The first major housing project completed after the war was the Alameda Housing Estate consisting of 472 flats. Glacis, Laguna and Moorish Castle Estates and finally Varyl Begg Estate would slowly follow. By 1969, over 2,500 flats had either been built or were by then under construction. The Gibraltarians’ new sense of identity had been forged by their experiences in the war and, whilst most of the former European colonies opted for independence from their former colonial masters, Gibraltarians opted for closer ties with Britain whilst, at the same time, pushing for as much self-government as possible. Many Gibraltarians had learnt English during their time in England and English speaking had been strictly enforced in schools. The Gibraltarian people who emerged from the war were more pro-British and even more anti-fascist than ever before.

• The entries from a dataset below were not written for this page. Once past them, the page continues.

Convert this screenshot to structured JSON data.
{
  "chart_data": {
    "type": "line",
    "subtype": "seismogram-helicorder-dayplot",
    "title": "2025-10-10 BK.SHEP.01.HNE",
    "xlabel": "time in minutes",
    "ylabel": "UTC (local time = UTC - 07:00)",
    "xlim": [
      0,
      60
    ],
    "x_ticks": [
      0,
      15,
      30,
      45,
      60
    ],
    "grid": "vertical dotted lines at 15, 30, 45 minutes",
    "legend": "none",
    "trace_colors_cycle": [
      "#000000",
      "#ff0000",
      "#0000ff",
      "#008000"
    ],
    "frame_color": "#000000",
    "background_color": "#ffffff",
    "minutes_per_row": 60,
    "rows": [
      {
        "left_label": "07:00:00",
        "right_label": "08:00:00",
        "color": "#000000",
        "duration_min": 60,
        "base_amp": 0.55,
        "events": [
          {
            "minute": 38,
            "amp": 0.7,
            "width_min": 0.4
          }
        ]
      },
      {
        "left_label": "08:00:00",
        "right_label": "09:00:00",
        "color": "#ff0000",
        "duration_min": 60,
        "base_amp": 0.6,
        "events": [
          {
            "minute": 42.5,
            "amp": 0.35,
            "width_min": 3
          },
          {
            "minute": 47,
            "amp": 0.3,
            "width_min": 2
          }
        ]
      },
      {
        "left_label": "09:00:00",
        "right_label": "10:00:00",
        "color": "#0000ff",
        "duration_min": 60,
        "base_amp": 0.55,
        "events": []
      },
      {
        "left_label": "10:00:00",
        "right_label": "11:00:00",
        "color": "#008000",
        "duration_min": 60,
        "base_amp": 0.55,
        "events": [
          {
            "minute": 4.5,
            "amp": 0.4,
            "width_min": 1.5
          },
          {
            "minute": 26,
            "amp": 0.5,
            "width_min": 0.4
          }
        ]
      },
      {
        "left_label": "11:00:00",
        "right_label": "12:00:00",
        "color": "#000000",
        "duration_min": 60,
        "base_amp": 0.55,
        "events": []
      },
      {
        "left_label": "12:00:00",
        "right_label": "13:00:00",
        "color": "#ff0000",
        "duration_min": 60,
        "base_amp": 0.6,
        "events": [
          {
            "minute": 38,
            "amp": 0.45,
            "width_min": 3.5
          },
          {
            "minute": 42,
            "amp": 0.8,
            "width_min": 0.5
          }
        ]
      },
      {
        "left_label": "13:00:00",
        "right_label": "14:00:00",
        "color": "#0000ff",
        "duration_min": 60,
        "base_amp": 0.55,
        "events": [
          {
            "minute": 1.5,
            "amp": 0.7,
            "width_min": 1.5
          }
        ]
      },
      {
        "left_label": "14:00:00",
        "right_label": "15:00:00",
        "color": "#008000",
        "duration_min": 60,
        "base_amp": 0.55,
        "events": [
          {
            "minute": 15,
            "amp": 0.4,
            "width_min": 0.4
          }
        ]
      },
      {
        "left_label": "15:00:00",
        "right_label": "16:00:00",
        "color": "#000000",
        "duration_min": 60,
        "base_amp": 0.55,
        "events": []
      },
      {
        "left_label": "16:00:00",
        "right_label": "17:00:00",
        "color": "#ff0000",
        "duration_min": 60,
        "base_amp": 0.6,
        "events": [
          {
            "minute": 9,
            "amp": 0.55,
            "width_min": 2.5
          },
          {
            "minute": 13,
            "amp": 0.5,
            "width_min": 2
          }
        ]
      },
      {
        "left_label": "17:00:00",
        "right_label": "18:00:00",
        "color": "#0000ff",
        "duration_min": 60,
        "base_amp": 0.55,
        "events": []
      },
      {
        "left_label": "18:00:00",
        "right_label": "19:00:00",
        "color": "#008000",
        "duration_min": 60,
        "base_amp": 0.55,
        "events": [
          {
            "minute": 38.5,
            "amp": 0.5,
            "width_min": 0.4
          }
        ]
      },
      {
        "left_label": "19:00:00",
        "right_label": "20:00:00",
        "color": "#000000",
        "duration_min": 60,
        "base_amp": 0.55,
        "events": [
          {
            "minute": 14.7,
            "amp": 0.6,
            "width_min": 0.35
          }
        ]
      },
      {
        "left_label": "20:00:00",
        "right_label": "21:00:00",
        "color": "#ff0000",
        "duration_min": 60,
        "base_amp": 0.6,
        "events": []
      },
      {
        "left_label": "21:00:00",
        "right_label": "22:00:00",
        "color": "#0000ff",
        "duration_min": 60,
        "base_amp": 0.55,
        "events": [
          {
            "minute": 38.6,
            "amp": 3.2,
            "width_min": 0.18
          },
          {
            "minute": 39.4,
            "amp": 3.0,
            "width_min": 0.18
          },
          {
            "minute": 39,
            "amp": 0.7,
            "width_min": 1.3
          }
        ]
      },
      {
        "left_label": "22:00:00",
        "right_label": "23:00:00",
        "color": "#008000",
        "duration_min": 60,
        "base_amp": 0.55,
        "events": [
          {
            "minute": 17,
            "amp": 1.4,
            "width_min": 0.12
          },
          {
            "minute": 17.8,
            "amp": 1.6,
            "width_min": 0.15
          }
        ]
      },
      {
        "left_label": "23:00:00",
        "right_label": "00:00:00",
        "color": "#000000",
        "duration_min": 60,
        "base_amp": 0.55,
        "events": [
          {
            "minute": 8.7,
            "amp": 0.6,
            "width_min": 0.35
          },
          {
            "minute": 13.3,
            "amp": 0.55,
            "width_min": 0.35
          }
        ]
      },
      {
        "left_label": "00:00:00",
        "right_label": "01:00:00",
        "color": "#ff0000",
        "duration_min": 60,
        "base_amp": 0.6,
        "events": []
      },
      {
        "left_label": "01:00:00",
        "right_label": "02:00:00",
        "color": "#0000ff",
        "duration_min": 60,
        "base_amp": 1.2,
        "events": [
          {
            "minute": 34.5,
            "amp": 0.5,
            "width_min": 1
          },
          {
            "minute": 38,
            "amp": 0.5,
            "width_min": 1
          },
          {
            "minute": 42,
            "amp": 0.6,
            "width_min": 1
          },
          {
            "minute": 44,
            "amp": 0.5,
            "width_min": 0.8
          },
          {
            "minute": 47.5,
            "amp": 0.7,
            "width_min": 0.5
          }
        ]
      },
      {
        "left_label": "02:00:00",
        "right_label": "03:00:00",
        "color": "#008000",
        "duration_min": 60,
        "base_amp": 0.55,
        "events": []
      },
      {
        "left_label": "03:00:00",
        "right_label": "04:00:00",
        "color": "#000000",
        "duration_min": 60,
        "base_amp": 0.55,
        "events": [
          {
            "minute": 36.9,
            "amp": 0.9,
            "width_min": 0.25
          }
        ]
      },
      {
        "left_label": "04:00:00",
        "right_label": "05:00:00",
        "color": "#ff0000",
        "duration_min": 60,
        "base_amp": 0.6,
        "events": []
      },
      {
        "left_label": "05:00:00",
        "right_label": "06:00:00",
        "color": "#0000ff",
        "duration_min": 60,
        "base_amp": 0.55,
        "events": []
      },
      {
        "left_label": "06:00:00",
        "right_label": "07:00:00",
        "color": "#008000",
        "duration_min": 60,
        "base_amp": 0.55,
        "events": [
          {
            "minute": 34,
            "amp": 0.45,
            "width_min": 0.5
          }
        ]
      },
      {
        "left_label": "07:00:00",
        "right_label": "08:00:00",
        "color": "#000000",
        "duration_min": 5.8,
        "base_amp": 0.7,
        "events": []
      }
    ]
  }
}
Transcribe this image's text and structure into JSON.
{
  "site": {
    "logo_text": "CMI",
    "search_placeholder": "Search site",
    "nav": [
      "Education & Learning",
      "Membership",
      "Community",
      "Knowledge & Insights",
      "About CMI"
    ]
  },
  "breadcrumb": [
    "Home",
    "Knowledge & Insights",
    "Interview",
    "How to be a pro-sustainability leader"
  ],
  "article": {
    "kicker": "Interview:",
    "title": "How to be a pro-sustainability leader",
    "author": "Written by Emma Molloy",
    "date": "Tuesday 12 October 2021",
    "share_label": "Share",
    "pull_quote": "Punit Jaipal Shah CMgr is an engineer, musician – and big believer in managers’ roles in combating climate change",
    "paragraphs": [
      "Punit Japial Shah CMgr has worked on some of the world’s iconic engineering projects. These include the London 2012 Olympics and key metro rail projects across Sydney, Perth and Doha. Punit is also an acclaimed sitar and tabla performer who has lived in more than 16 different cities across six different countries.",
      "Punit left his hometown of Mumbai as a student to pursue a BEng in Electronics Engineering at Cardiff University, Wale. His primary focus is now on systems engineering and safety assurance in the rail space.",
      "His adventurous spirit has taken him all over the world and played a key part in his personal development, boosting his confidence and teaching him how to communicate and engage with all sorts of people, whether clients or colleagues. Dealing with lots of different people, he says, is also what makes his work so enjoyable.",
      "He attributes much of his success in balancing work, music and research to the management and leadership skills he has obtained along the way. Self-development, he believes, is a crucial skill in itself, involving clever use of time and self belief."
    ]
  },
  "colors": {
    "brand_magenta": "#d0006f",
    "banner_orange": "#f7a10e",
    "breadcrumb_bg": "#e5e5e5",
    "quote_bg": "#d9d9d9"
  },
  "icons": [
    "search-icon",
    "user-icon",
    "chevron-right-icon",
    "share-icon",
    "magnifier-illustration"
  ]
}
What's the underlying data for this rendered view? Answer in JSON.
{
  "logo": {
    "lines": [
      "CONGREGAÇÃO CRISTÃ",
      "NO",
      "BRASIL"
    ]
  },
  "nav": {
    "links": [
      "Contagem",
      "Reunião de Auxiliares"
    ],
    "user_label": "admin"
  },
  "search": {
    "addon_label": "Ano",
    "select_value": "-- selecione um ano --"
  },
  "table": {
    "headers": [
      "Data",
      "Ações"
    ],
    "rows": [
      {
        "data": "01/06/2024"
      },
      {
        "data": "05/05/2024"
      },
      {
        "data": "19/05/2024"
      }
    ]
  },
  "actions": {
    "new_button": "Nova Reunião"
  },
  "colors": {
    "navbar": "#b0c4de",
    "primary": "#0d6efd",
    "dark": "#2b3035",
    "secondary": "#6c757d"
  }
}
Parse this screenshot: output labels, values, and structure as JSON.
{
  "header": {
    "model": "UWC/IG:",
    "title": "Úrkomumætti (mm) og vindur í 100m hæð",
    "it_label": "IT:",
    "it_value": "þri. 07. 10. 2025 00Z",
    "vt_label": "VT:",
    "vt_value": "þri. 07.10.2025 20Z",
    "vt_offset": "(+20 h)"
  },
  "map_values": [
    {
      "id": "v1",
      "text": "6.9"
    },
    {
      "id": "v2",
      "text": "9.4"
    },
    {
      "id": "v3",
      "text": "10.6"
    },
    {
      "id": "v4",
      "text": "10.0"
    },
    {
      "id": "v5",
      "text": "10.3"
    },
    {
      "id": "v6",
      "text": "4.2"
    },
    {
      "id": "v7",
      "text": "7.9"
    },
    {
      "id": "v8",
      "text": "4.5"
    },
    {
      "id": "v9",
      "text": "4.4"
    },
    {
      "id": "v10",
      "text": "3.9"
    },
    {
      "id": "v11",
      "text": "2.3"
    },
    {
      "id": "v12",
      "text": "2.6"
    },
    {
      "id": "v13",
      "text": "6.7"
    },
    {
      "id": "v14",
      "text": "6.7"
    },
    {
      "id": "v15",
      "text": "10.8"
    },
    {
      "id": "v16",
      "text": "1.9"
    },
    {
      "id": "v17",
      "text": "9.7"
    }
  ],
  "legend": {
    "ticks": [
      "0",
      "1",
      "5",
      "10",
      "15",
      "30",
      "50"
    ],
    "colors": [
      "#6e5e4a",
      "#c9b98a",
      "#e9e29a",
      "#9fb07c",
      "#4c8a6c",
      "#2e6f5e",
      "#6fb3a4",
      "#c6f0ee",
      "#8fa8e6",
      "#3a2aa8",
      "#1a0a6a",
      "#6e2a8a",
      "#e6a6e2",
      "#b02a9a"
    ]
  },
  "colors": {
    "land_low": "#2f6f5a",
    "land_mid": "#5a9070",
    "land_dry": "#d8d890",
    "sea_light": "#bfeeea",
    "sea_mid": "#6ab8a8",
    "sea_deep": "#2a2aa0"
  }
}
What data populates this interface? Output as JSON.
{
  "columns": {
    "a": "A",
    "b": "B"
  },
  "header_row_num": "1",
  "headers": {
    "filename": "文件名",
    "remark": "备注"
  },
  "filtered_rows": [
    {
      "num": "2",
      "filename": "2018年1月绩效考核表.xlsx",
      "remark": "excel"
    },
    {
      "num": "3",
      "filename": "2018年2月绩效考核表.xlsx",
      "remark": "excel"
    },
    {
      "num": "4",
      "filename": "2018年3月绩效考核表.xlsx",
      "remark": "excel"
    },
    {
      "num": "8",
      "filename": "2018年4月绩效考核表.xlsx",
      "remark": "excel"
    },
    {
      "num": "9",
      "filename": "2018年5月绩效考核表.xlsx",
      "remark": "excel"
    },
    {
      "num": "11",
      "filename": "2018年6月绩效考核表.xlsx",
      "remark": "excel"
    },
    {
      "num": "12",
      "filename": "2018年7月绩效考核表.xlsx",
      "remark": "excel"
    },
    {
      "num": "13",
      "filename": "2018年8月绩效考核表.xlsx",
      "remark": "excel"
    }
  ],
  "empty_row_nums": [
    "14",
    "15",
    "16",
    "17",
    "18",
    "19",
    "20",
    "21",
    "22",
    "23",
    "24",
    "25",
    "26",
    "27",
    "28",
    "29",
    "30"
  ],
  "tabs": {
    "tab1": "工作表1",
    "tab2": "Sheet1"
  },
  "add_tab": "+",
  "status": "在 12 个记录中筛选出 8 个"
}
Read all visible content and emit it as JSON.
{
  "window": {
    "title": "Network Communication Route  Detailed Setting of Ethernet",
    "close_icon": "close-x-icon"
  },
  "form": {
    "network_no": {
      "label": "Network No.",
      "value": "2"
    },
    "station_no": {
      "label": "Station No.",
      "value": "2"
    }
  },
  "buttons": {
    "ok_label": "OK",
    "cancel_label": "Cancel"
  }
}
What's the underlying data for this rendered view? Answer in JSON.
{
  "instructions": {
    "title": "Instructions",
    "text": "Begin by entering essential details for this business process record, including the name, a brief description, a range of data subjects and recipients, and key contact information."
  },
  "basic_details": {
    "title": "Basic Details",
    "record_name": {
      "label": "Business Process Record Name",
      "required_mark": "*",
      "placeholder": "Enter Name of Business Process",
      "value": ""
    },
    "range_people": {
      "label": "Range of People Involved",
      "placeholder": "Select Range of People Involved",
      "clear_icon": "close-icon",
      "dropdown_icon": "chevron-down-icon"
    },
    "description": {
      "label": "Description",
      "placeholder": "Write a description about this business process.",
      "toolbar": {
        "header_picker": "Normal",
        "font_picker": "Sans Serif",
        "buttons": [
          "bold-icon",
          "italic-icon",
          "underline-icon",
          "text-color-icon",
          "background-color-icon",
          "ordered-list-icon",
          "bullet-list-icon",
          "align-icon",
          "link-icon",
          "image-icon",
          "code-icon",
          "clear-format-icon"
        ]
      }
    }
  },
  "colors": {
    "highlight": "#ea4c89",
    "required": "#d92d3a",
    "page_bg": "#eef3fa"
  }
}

Children and mothers returning home, Hospital Ramp.
Gibraltar at the time had no elected government; it had a City Council instead. In 1945 it held its first elections since the outbreak of the war and Joshua Hassan, as leader of the AACR, won all the elective seats and became its Chairman (later Mayor). Women were given the right to vote in 1947, and in 1950 a Legislative Council was established. Hassan and the AACR, among others, had been instrumental in pushing for full internal self-government which was finally achieved in 1969 when he became the first Chief Minister of Gibraltar, but such democratic gains came at a cost.
Return of the evacuees.

Two years previously on the 10th September 1967, 12,138 people had voted overwhelmingly in a referendum , to retain their links with Britain, whilst only 44 had expressed a wish to pass over to full Spanish sovereignty. In 1969, Gibraltar finally adopted its own Constitution and acquired self-government, the Gibraltarians had, at last, come of age. These developments, however, greatly angered General Franco who had believed Churchill’s unfulfilled promises to reward him with the return of Gibraltar for having remained ‘neutral’ during the war. From the early 1950’s onwards relations between Gibraltar and Spain became more and more strained and restrictions at the frontier slowly increased leading to full closure in 1969. As a result Gibraltar would remain isolated and cut off from the rest of Europe for 12 years long years.